È domenica 11 luglio, un giorno che da trentanove anni è domenica anche se cade di lunedì. L’Italia si sveglia senza fretta, ma senza calma: ciabatte, costume, vestaglione di flanella magari no, tavolo di fronte ad un maxischermo, cibo di cui vantarsi, Peroni gelata, tifo indiavolato e, dai, anche rutto libero.

La partita più famosa del cinema italiano è Inghilterra – Italia, nella fattispecie, un’Inghilterra – Italia che non è stata mai disputata.
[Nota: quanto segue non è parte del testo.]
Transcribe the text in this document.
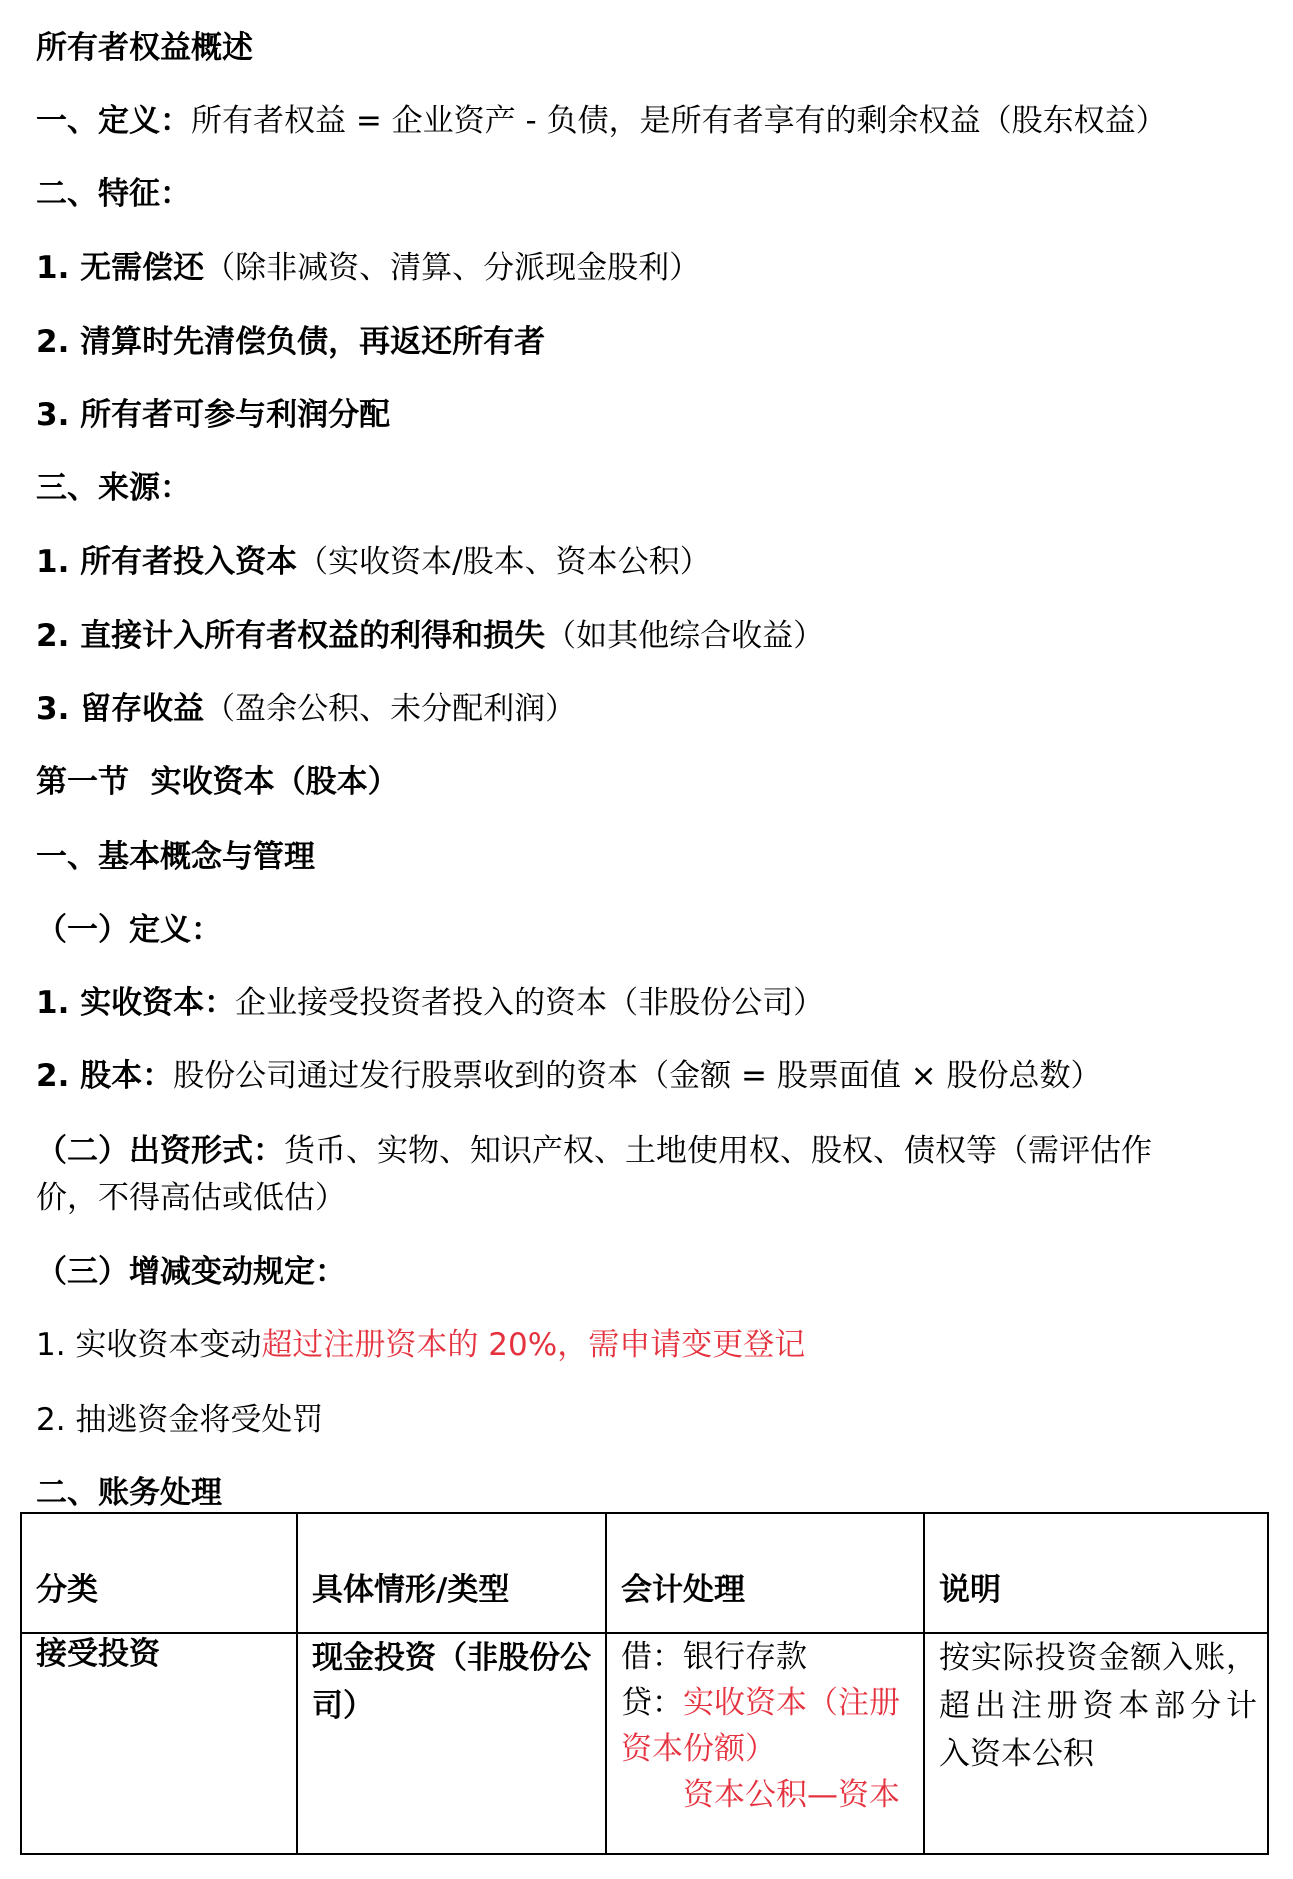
所有者权益概述
一、定义：所有者权益 = 企业资产 - 负债，是所有者享有的剩余权益（股东权益）
二、特征：
1. 无需偿还（除非减资、清算、分派现金股利）
2. 清算时先清偿负债，再返还所有者
3. 所有者可参与利润分配
三、来源：
1. 所有者投入资本（实收资本/股本、资本公积）
2. 直接计入所有者权益的利得和损失（如其他综合收益）
3. 留存收益（盈余公积、未分配利润）
第一节  实收资本（股本）
一、基本概念与管理
（一）定义：
1. 实收资本：企业接受投资者投入的资本（非股份公司）
2. 股本：股份公司通过发行股票收到的资本（金额 = 股票面值 × 股份总数）
（二）出资形式：货币、实物、知识产权、土地使用权、股权、债权等（需评估作
价，不得高估或低估）
（三）增减变动规定：
1. 实收资本变动超过注册资本的 20%，需申请变更登记
2. 抽逃资金将受处罚
二、账务处理
分类	具体情形/类型	会计处理	说明
接受投资	现金投资（非股份公司）	借：银行存款
贷：实收资本（注册
资本份额）
资本公积—资本	按实际投资金额入账，
超出注册资本部分计
入资本公积
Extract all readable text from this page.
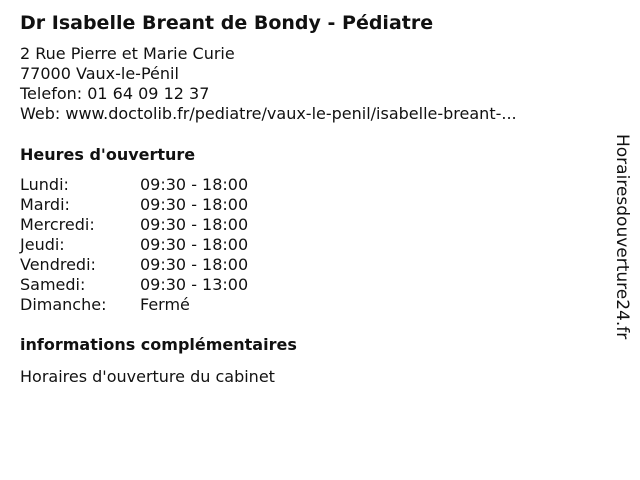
Dr Isabelle Breant de Bondy - Pédiatre
2 Rue Pierre et Marie Curie
77000 Vaux-le-Pénil
Telefon: 01 64 09 12 37
Web: www.doctolib.fr/pediatre/vaux-le-penil/isabelle-breant-...
Heures d'ouverture
Lundi:	09:30 - 18:00
Mardi:	09:30 - 18:00
Mercredi:	09:30 - 18:00
Jeudi:	09:30 - 18:00
Vendredi:	09:30 - 18:00
Samedi:	09:30 - 13:00
Dimanche:	Fermé
informations complémentaires
Horaires d'ouverture du cabinet
Horairesdouverture24.fr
Sembra un gioco di scaramanzia, tanto ne abbiamo per tutti, visto che poi, seppur sconfitti, ai mondiali del ‘78 ci siamo andati noi. Eppure, un Sabato 18, in Diretta da Wembley, c’è stata davvero una gara, amichevole per i tabelloni ma epica per i cartelloni.

È il 18 Agosto del 1990, le notti hanno perso la magia, Sara Gama ha un anno e mezzo, e a Londra scendono in campo le azzurre per fronteggiare le padrone di casa. Il match è il prepartita del Charity Shield, una classica che oppone Liverpool e Manchester United, ma che quella volta ha un po’ di riflettori in meno puntati.
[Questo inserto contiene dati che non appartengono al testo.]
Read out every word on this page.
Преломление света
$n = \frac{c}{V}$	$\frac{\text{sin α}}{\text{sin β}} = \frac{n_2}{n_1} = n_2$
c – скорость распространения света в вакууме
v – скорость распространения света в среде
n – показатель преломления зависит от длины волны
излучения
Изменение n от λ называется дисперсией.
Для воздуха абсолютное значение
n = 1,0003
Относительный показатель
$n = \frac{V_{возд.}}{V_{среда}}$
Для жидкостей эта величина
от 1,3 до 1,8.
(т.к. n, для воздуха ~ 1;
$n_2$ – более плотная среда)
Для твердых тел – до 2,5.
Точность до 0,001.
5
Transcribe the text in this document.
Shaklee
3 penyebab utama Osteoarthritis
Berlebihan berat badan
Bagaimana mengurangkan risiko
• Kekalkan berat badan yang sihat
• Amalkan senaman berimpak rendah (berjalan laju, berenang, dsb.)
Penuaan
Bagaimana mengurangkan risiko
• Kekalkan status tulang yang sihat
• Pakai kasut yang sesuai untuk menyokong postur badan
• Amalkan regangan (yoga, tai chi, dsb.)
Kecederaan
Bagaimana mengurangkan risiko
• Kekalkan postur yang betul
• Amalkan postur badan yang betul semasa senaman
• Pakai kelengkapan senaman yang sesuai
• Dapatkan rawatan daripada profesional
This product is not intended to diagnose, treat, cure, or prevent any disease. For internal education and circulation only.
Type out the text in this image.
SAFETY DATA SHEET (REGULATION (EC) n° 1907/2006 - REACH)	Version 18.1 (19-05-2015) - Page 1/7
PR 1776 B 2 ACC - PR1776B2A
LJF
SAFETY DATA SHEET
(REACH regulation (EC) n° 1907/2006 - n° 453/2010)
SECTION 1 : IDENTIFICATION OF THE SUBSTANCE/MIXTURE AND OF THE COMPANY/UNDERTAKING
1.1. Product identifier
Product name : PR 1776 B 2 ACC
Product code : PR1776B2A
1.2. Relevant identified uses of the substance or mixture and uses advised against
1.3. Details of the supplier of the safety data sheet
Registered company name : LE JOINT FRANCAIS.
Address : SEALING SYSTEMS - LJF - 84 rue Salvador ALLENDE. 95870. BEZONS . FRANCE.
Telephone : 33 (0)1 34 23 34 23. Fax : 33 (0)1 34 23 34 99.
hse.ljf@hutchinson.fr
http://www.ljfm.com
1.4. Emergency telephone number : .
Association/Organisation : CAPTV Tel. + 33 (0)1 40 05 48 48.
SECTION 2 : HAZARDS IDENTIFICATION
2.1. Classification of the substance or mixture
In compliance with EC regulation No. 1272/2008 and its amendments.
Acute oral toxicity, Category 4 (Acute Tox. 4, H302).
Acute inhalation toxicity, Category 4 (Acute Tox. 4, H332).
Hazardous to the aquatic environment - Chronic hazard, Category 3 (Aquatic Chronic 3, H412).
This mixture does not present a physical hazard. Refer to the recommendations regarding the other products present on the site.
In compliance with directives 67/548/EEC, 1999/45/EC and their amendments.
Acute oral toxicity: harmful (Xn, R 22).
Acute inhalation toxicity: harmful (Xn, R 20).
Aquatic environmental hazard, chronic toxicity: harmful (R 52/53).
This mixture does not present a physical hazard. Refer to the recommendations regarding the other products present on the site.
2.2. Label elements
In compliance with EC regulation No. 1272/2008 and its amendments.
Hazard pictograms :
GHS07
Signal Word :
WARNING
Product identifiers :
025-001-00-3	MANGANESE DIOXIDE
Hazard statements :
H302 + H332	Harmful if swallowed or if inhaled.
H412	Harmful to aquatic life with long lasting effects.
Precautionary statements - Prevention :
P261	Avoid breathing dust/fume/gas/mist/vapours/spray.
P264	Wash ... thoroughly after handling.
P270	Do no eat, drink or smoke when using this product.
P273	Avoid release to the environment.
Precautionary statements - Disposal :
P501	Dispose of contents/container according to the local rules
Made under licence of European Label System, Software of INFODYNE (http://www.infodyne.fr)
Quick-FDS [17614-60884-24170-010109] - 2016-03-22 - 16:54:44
C’è una ventiseienne nelle fila tricolori, si chiama Carolina Morace, è nata all’ombra del leone di San Marco e si distingue per una folta chioma chiara, una criniera si potrebbe ben dire, se non fosse che di leoni, dall’altra parte della barricata, ce ne sono tre.

Forse proprio per questo lei fa la tigre, così poi soprannominata, e compie un’impresa storica, tuttora solitaria. Prima della gara l’allenatore le dice: “Se segni a Wembley puoi definirti a tutti gli effetti una calciatrice” e lei di gol ne fa addirittura quattro.

Nessun’altra azzurra l’aveva e lo ha più fatto e nessun azzurro lo ha mai fatto ancora. Divenuta la numero nove per antonomasia, aveva iniziato a giocare a calcio come ogni bambino che pratica street football senza saperlo, suo padre aveva anche attrezzato una sorta di campetto per lei e i suoi fratelli e così tutto era fluito con naturalezza, come fa qualsiasi cosa sull’acqua a Venezia.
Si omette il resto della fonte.